2009: More action, less conversation


Pilote de Guerre by Antoine de Saint-ExupéryDave Cohn, the force of energy behind Spot.us is hosting this month’s Carnival of Journalism. He’s after predictions for 2009.

Well, I don’t really have a prediction of the “Someone will discover a business model for Twitter” variety. It being the season of reflection and all, it’s more an observation.

It seems to me that we have talked for years now of technology and communities without ever stopping to ask what – if anything – might bind them together. The assumption is that it is conversation, that the connection simply enables and – lo and behold! – the community pops into existence. Well, conversation is not enough. You have to do something.

If you don’t believe me, ask Antoine de Saint-Exupéry.

In May 1940, as German forces poured into France, Saint-Exupéry was flying reconnaissance missions with the Group 2-33 of the French Armée de l’Air.

Reconnaissance is a means of discovering information on which to plan action. Group 2-33 carried on providing that information, even as it ceased to matter. Saint-Exupéry, a pioneering aviator, was very much a technologist.

But the story of France’s defeat that he tells in Pilote de Guerre, published in the middle of the Second World War, is not a story of technology:

I am doing my job like a conscientious worker. Which doesn’t alter the fact that I feel myself to be a pilot of defeat. I feel drenched in defeat. Defeat oozes out of every pore, and in my hands I hold two tokens of it.

For both my throttle controls are frozen. The cold has turned them into two useless stumps of metal. It presents me with a serious problem. So whatever happens, I am forced to keep on flying full throttle. Meanwhile, the pitch of my propellers, which acts as a kind of brake on the engine revs, is controlled by an automatic limiter.

If for any reason I have to dive, I shall be unable to cut my engine speed or increase my pitch. As I fall through space the torrential force of air through my propellers will very likely increase the rotation of my engines to the point where they explode.

During a flight over the German tank parks surrounding Arras, Saint-Ex the writer reflects on his community, France – on its defeat and dissolution.

In the course of his reflections he touches on the nature and substance of our imagined communities, and on the weakness of language.

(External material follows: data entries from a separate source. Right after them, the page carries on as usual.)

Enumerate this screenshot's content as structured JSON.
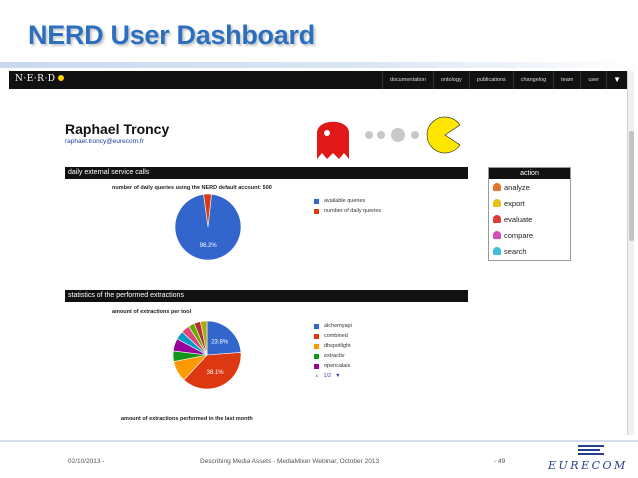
{
  "slide": {
    "title": "NERD User Dashboard",
    "footer_date": "02/10/2013 -",
    "footer_center": "Describing Media Assets - MediaMixer Webinar, October 2013",
    "footer_page": "- 49",
    "brand": "EURECOM"
  },
  "navbar": {
    "logo": "N·E·R·D",
    "items": [
      "documentation",
      "ontology",
      "publications",
      "changelog",
      "team",
      "user"
    ],
    "caret": "▼"
  },
  "user": {
    "name": "Raphael Troncy",
    "email": "raphael.troncy@eurecom.fr"
  },
  "sections": {
    "calls": "daily external service calls",
    "extractions": "statistics of the performed extractions"
  },
  "action_panel": {
    "title": "action",
    "items": [
      {
        "label": "analyze",
        "icon": "red-ghost-icon",
        "color": "#e8742a"
      },
      {
        "label": "export",
        "icon": "yellow-ghost-icon",
        "color": "#e6c21a"
      },
      {
        "label": "evaluate",
        "icon": "pink-ghost-icon",
        "color": "#e03a3a"
      },
      {
        "label": "compare",
        "icon": "magenta-ghost-icon",
        "color": "#d64fb5"
      },
      {
        "label": "search",
        "icon": "cyan-ghost-icon",
        "color": "#3fbfd8"
      }
    ]
  },
  "mascot": {
    "description_icons": [
      "ghost-icon",
      "dots-icon",
      "pacman-icon"
    ]
  },
  "chart_data": [
    {
      "type": "pie",
      "title": "number of daily queries using the NERD default account: 500",
      "labels": [
        "available queries",
        "number of daily queries"
      ],
      "values": [
        96.2,
        3.8
      ],
      "colors": [
        "#3366cc",
        "#dc3912"
      ],
      "data_labels": [
        "96.2%"
      ]
    },
    {
      "type": "pie",
      "title": "amount of extractions per tool",
      "labels": [
        "alchemyapi",
        "combined",
        "dbspotlight",
        "extractiv",
        "opencalais"
      ],
      "values": [
        23.8,
        38.1,
        10.0,
        5.0,
        6.0,
        4.0,
        4.0,
        3.0,
        3.0,
        3.1
      ],
      "colors": [
        "#3366cc",
        "#dc3912",
        "#ff9900",
        "#109618",
        "#990099",
        "#0099c6",
        "#dd4477",
        "#66aa00",
        "#b82e2e",
        "#aaaa11"
      ],
      "data_labels": [
        "23.8%",
        "38.1%"
      ],
      "pager": "1/2"
    }
  ],
  "next_chart_title": "amount of extractions performed in the last month"
}
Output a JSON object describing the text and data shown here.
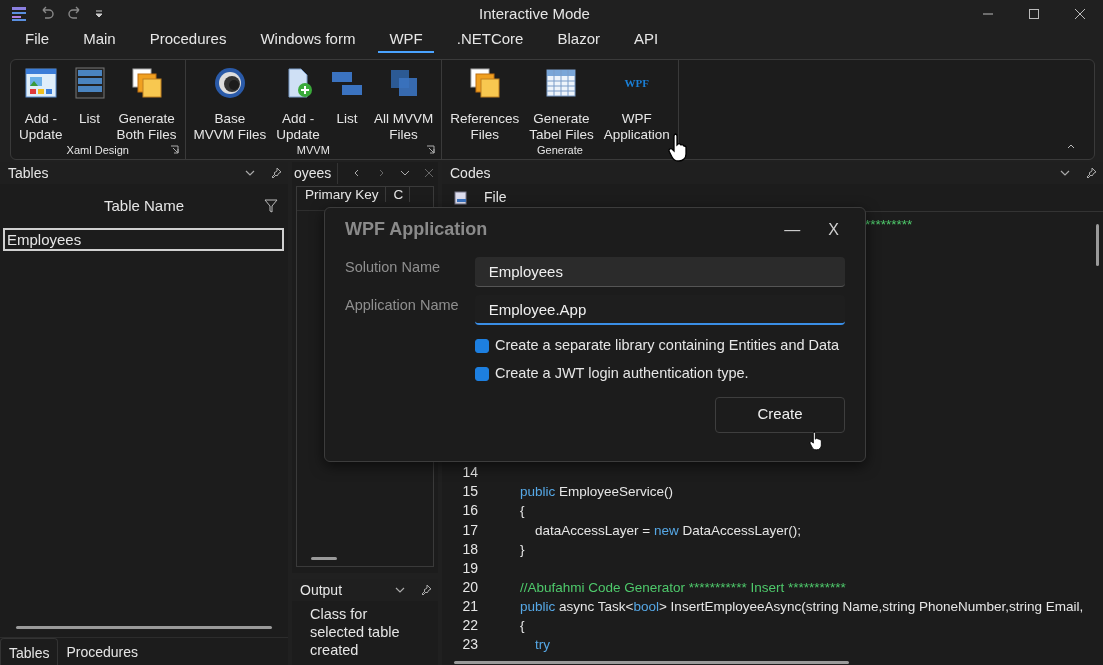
{
  "window": {
    "title": "Interactive Mode"
  },
  "menu_tabs": [
    {
      "label": "File",
      "selected": false
    },
    {
      "label": "Main",
      "selected": false
    },
    {
      "label": "Procedures",
      "selected": false
    },
    {
      "label": "Windows form",
      "selected": false
    },
    {
      "label": "WPF",
      "selected": true
    },
    {
      "label": ".NETCore",
      "selected": false
    },
    {
      "label": "Blazor",
      "selected": false
    },
    {
      "label": "API",
      "selected": false
    }
  ],
  "ribbon": {
    "groups": [
      {
        "label": "Xaml Design",
        "launcher": true,
        "buttons": [
          {
            "kind": "window",
            "label": "Add -\nUpdate"
          },
          {
            "kind": "list",
            "label": "List"
          },
          {
            "kind": "copy",
            "label": "Generate\nBoth Files"
          }
        ]
      },
      {
        "label": "MVVM",
        "launcher": true,
        "buttons": [
          {
            "kind": "swirl",
            "label": "Base\nMVVM Files"
          },
          {
            "kind": "file-add",
            "label": "Add -\nUpdate"
          },
          {
            "kind": "bars",
            "label": "List"
          },
          {
            "kind": "squares",
            "label": "All MVVM\nFiles"
          }
        ]
      },
      {
        "label": "Generate",
        "launcher": false,
        "buttons": [
          {
            "kind": "copy",
            "label": "References\nFiles"
          },
          {
            "kind": "grid",
            "label": "Generate\nTabel Files"
          },
          {
            "kind": "text-logo",
            "logo": "WPF",
            "label": "WPF\nApplication"
          }
        ]
      }
    ]
  },
  "tables_pane": {
    "title": "Tables",
    "column": "Table Name",
    "rows": [
      {
        "name": "Employees",
        "selected": true
      }
    ]
  },
  "bottom_tabs": [
    {
      "label": "Tables",
      "selected": true
    },
    {
      "label": "Procedures",
      "selected": false
    }
  ],
  "document_pane": {
    "tab": "oyees",
    "columns": [
      "Primary Key",
      "C"
    ]
  },
  "output_pane": {
    "title": "Output",
    "message": "Class for selected table created"
  },
  "codes_pane": {
    "title": "Codes",
    "toolbar_item": "File",
    "line_1_tail": "*********",
    "lines": [
      {
        "number": "14"
      },
      {
        "number": "15",
        "tokens": [
          {
            "kind": "keyword",
            "text": "public"
          },
          {
            "kind": "plain",
            "text": " EmployeeService()"
          }
        ]
      },
      {
        "number": "16",
        "tokens": [
          {
            "kind": "plain",
            "text": "{"
          }
        ]
      },
      {
        "number": "17",
        "tokens": [
          {
            "kind": "plain",
            "text": "    dataAccessLayer = "
          },
          {
            "kind": "keyword",
            "text": "new"
          },
          {
            "kind": "plain",
            "text": " DataAccessLayer();"
          }
        ]
      },
      {
        "number": "18",
        "tokens": [
          {
            "kind": "plain",
            "text": "}"
          }
        ]
      },
      {
        "number": "19"
      },
      {
        "number": "20",
        "tokens": [
          {
            "kind": "comment",
            "text": "//Abufahmi Code Generator *********** Insert ***********"
          }
        ]
      },
      {
        "number": "21",
        "tokens": [
          {
            "kind": "keyword",
            "text": "public"
          },
          {
            "kind": "plain",
            "text": " async Task<"
          },
          {
            "kind": "keyword",
            "text": "bool"
          },
          {
            "kind": "plain",
            "text": "> InsertEmployeeAsync(string Name,string PhoneNumber,string Email,"
          }
        ]
      },
      {
        "number": "22",
        "tokens": [
          {
            "kind": "plain",
            "text": "{"
          }
        ]
      },
      {
        "number": "23",
        "tokens": [
          {
            "kind": "keyword",
            "text": "    try"
          }
        ]
      }
    ]
  },
  "dialog": {
    "title": "WPF Application",
    "minimize": "—",
    "close": "X",
    "fields": [
      {
        "label": "Solution Name",
        "value": "Employees",
        "focused": false
      },
      {
        "label": "Application Name",
        "value": "Employee.App",
        "focused": true
      }
    ],
    "options": [
      {
        "label": "Create a separate library containing Entities and Data",
        "checked": true
      },
      {
        "label": "Create a JWT login authentication type.",
        "checked": true
      }
    ],
    "button": "Create"
  }
}
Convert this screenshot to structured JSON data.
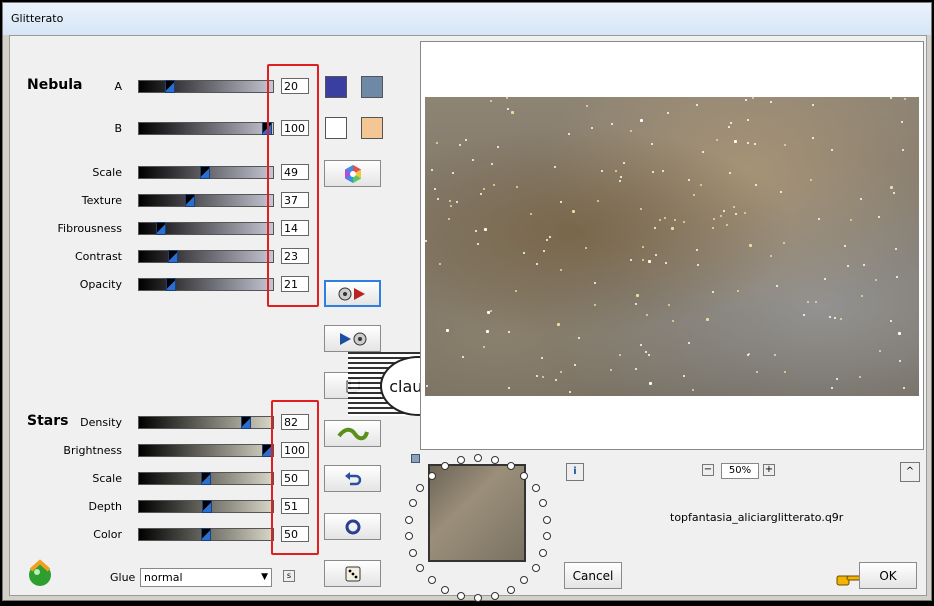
{
  "window": {
    "title": "Glitterato"
  },
  "nebula": {
    "title": "Nebula",
    "rows": [
      {
        "label": "A",
        "value": "20"
      },
      {
        "label": "B",
        "value": "100"
      },
      {
        "label": "Scale",
        "value": "49"
      },
      {
        "label": "Texture",
        "value": "37"
      },
      {
        "label": "Fibrousness",
        "value": "14"
      },
      {
        "label": "Contrast",
        "value": "23"
      },
      {
        "label": "Opacity",
        "value": "21"
      }
    ],
    "colors": {
      "a_left": "#3a3ea0",
      "a_right": "#6d89a5",
      "b_left": "#ffffff",
      "b_right": "#f4c595"
    }
  },
  "stars": {
    "title": "Stars",
    "rows": [
      {
        "label": "Density",
        "value": "82"
      },
      {
        "label": "Brightness",
        "value": "100"
      },
      {
        "label": "Scale",
        "value": "50"
      },
      {
        "label": "Depth",
        "value": "51"
      },
      {
        "label": "Color",
        "value": "50"
      }
    ]
  },
  "glue": {
    "label": "Glue",
    "value": "normal"
  },
  "watermark": {
    "text": "claudia"
  },
  "zoom": {
    "value": "50%",
    "minus": "−",
    "plus": "+"
  },
  "info_symbol": "i",
  "caret_symbol": "^",
  "small_s": "s",
  "filename": "topfantasia_aliciarglitterato.q9r",
  "buttons": {
    "cancel": "Cancel",
    "ok": "OK"
  },
  "accent_colors": {
    "highlight_box": "#e02020",
    "active_button": "#2f7fe0"
  }
}
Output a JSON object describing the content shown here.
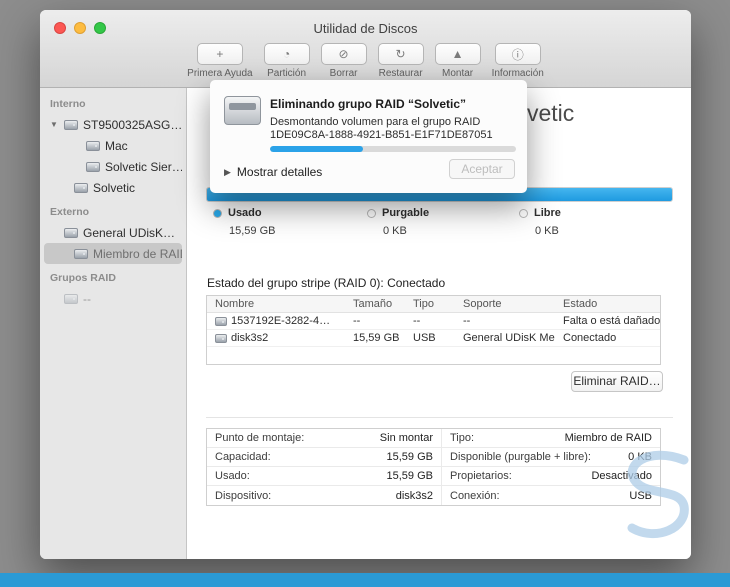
{
  "window": {
    "title": "Utilidad de Discos"
  },
  "toolbar": {
    "items": [
      {
        "label": "Primera Ayuda",
        "glyph": "+"
      },
      {
        "label": "Partición",
        "glyph": "◔"
      },
      {
        "label": "Borrar",
        "glyph": "⊘"
      },
      {
        "label": "Restaurar",
        "glyph": "↻"
      },
      {
        "label": "Montar",
        "glyph": "▲"
      },
      {
        "label": "Información",
        "glyph": "ⓘ"
      }
    ]
  },
  "sidebar": {
    "sections": [
      {
        "header": "Interno",
        "items": [
          {
            "label": "ST9500325ASG…"
          },
          {
            "label": "Mac"
          },
          {
            "label": "Solvetic Sier…"
          },
          {
            "label": "Solvetic"
          }
        ]
      },
      {
        "header": "Externo",
        "items": [
          {
            "label": "General UDisK…"
          },
          {
            "label": "Miembro de RAID…"
          }
        ]
      },
      {
        "header": "Grupos RAID",
        "items": [
          {
            "label": "--"
          }
        ]
      }
    ]
  },
  "dialog": {
    "title": "Eliminando grupo RAID “Solvetic”",
    "message_line1": "Desmontando volumen para el grupo RAID",
    "message_line2": "1DE09C8A-1888-4921-B851-E1F71DE87051",
    "progress_percent": 38,
    "details_label": "Mostrar detalles",
    "accept_label": "Aceptar"
  },
  "main": {
    "title_visible_fragment": "vetic",
    "capacity": {
      "used_percent": 100
    },
    "legend": [
      {
        "label": "Usado",
        "value": "15,59 GB",
        "dot_color": "#29a9e9"
      },
      {
        "label": "Purgable",
        "value": "0 KB",
        "dot_color": "#ffffff"
      },
      {
        "label": "Libre",
        "value": "0 KB",
        "dot_color": "#ffffff"
      }
    ],
    "raid_status": "Estado del grupo stripe (RAID 0): Conectado",
    "table": {
      "columns": [
        "Nombre",
        "Tamaño",
        "Tipo",
        "Soporte",
        "Estado"
      ],
      "rows": [
        {
          "cells": [
            "1537192E-3282-4…",
            "--",
            "--",
            "--",
            "Falta o está dañado"
          ]
        },
        {
          "cells": [
            "disk3s2",
            "15,59 GB",
            "USB",
            "General UDisK Media",
            "Conectado"
          ]
        }
      ]
    },
    "delete_raid_button": "Eliminar RAID…",
    "info_rows": [
      {
        "left_label": "Punto de montaje:",
        "left_value": "Sin montar",
        "right_label": "Tipo:",
        "right_value": "Miembro de RAID"
      },
      {
        "left_label": "Capacidad:",
        "left_value": "15,59 GB",
        "right_label": "Disponible (purgable + libre):",
        "right_value": "0 KB"
      },
      {
        "left_label": "Usado:",
        "left_value": "15,59 GB",
        "right_label": "Propietarios:",
        "right_value": "Desactivado"
      },
      {
        "left_label": "Dispositivo:",
        "left_value": "disk3s2",
        "right_label": "Conexión:",
        "right_value": "USB"
      }
    ]
  },
  "colors": {
    "accent_blue": "#29a9e9",
    "footer_blue": "#2b9ad5",
    "desktop_gray": "#8d8d8d"
  }
}
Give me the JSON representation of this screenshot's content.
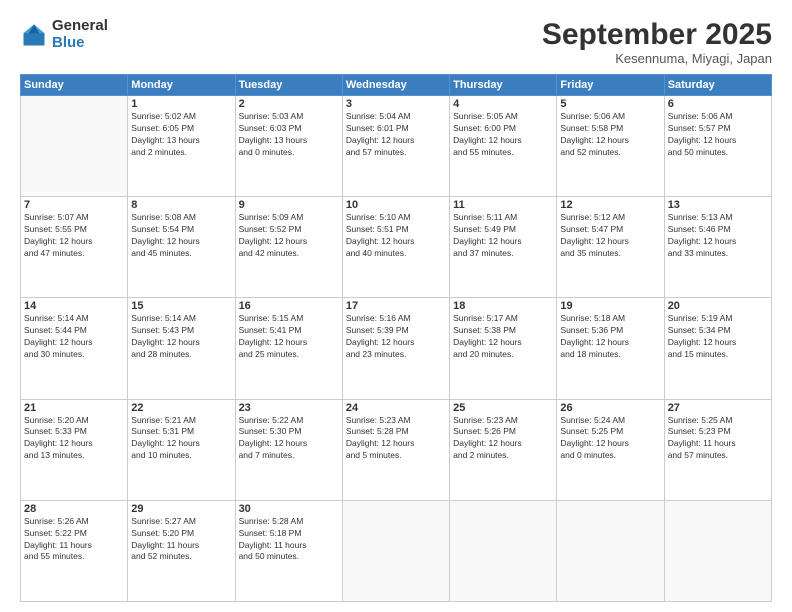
{
  "logo": {
    "general": "General",
    "blue": "Blue"
  },
  "header": {
    "title": "September 2025",
    "location": "Kesennuma, Miyagi, Japan"
  },
  "days": [
    "Sunday",
    "Monday",
    "Tuesday",
    "Wednesday",
    "Thursday",
    "Friday",
    "Saturday"
  ],
  "weeks": [
    [
      {
        "num": "",
        "lines": []
      },
      {
        "num": "1",
        "lines": [
          "Sunrise: 5:02 AM",
          "Sunset: 6:05 PM",
          "Daylight: 13 hours",
          "and 2 minutes."
        ]
      },
      {
        "num": "2",
        "lines": [
          "Sunrise: 5:03 AM",
          "Sunset: 6:03 PM",
          "Daylight: 13 hours",
          "and 0 minutes."
        ]
      },
      {
        "num": "3",
        "lines": [
          "Sunrise: 5:04 AM",
          "Sunset: 6:01 PM",
          "Daylight: 12 hours",
          "and 57 minutes."
        ]
      },
      {
        "num": "4",
        "lines": [
          "Sunrise: 5:05 AM",
          "Sunset: 6:00 PM",
          "Daylight: 12 hours",
          "and 55 minutes."
        ]
      },
      {
        "num": "5",
        "lines": [
          "Sunrise: 5:06 AM",
          "Sunset: 5:58 PM",
          "Daylight: 12 hours",
          "and 52 minutes."
        ]
      },
      {
        "num": "6",
        "lines": [
          "Sunrise: 5:06 AM",
          "Sunset: 5:57 PM",
          "Daylight: 12 hours",
          "and 50 minutes."
        ]
      }
    ],
    [
      {
        "num": "7",
        "lines": [
          "Sunrise: 5:07 AM",
          "Sunset: 5:55 PM",
          "Daylight: 12 hours",
          "and 47 minutes."
        ]
      },
      {
        "num": "8",
        "lines": [
          "Sunrise: 5:08 AM",
          "Sunset: 5:54 PM",
          "Daylight: 12 hours",
          "and 45 minutes."
        ]
      },
      {
        "num": "9",
        "lines": [
          "Sunrise: 5:09 AM",
          "Sunset: 5:52 PM",
          "Daylight: 12 hours",
          "and 42 minutes."
        ]
      },
      {
        "num": "10",
        "lines": [
          "Sunrise: 5:10 AM",
          "Sunset: 5:51 PM",
          "Daylight: 12 hours",
          "and 40 minutes."
        ]
      },
      {
        "num": "11",
        "lines": [
          "Sunrise: 5:11 AM",
          "Sunset: 5:49 PM",
          "Daylight: 12 hours",
          "and 37 minutes."
        ]
      },
      {
        "num": "12",
        "lines": [
          "Sunrise: 5:12 AM",
          "Sunset: 5:47 PM",
          "Daylight: 12 hours",
          "and 35 minutes."
        ]
      },
      {
        "num": "13",
        "lines": [
          "Sunrise: 5:13 AM",
          "Sunset: 5:46 PM",
          "Daylight: 12 hours",
          "and 33 minutes."
        ]
      }
    ],
    [
      {
        "num": "14",
        "lines": [
          "Sunrise: 5:14 AM",
          "Sunset: 5:44 PM",
          "Daylight: 12 hours",
          "and 30 minutes."
        ]
      },
      {
        "num": "15",
        "lines": [
          "Sunrise: 5:14 AM",
          "Sunset: 5:43 PM",
          "Daylight: 12 hours",
          "and 28 minutes."
        ]
      },
      {
        "num": "16",
        "lines": [
          "Sunrise: 5:15 AM",
          "Sunset: 5:41 PM",
          "Daylight: 12 hours",
          "and 25 minutes."
        ]
      },
      {
        "num": "17",
        "lines": [
          "Sunrise: 5:16 AM",
          "Sunset: 5:39 PM",
          "Daylight: 12 hours",
          "and 23 minutes."
        ]
      },
      {
        "num": "18",
        "lines": [
          "Sunrise: 5:17 AM",
          "Sunset: 5:38 PM",
          "Daylight: 12 hours",
          "and 20 minutes."
        ]
      },
      {
        "num": "19",
        "lines": [
          "Sunrise: 5:18 AM",
          "Sunset: 5:36 PM",
          "Daylight: 12 hours",
          "and 18 minutes."
        ]
      },
      {
        "num": "20",
        "lines": [
          "Sunrise: 5:19 AM",
          "Sunset: 5:34 PM",
          "Daylight: 12 hours",
          "and 15 minutes."
        ]
      }
    ],
    [
      {
        "num": "21",
        "lines": [
          "Sunrise: 5:20 AM",
          "Sunset: 5:33 PM",
          "Daylight: 12 hours",
          "and 13 minutes."
        ]
      },
      {
        "num": "22",
        "lines": [
          "Sunrise: 5:21 AM",
          "Sunset: 5:31 PM",
          "Daylight: 12 hours",
          "and 10 minutes."
        ]
      },
      {
        "num": "23",
        "lines": [
          "Sunrise: 5:22 AM",
          "Sunset: 5:30 PM",
          "Daylight: 12 hours",
          "and 7 minutes."
        ]
      },
      {
        "num": "24",
        "lines": [
          "Sunrise: 5:23 AM",
          "Sunset: 5:28 PM",
          "Daylight: 12 hours",
          "and 5 minutes."
        ]
      },
      {
        "num": "25",
        "lines": [
          "Sunrise: 5:23 AM",
          "Sunset: 5:26 PM",
          "Daylight: 12 hours",
          "and 2 minutes."
        ]
      },
      {
        "num": "26",
        "lines": [
          "Sunrise: 5:24 AM",
          "Sunset: 5:25 PM",
          "Daylight: 12 hours",
          "and 0 minutes."
        ]
      },
      {
        "num": "27",
        "lines": [
          "Sunrise: 5:25 AM",
          "Sunset: 5:23 PM",
          "Daylight: 11 hours",
          "and 57 minutes."
        ]
      }
    ],
    [
      {
        "num": "28",
        "lines": [
          "Sunrise: 5:26 AM",
          "Sunset: 5:22 PM",
          "Daylight: 11 hours",
          "and 55 minutes."
        ]
      },
      {
        "num": "29",
        "lines": [
          "Sunrise: 5:27 AM",
          "Sunset: 5:20 PM",
          "Daylight: 11 hours",
          "and 52 minutes."
        ]
      },
      {
        "num": "30",
        "lines": [
          "Sunrise: 5:28 AM",
          "Sunset: 5:18 PM",
          "Daylight: 11 hours",
          "and 50 minutes."
        ]
      },
      {
        "num": "",
        "lines": []
      },
      {
        "num": "",
        "lines": []
      },
      {
        "num": "",
        "lines": []
      },
      {
        "num": "",
        "lines": []
      }
    ]
  ]
}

Man becomes the man of a country, of a group, of an aircraft, of a civilization, of a religion. But if we are to clothe ourselves in these higher things we must begin by creating them within ourselves. The thing of which we claim to be a part is created within us not by words but by acts alone. This thing is not subject to the empire of language, but only to the empire of action. Our Humanism neglected acts…

The essential act has a name. That name is sacrifice.

The writing came after the mission, and after the flying. Technology can create connections – but if we want new communities then it’s actions not words that will build them.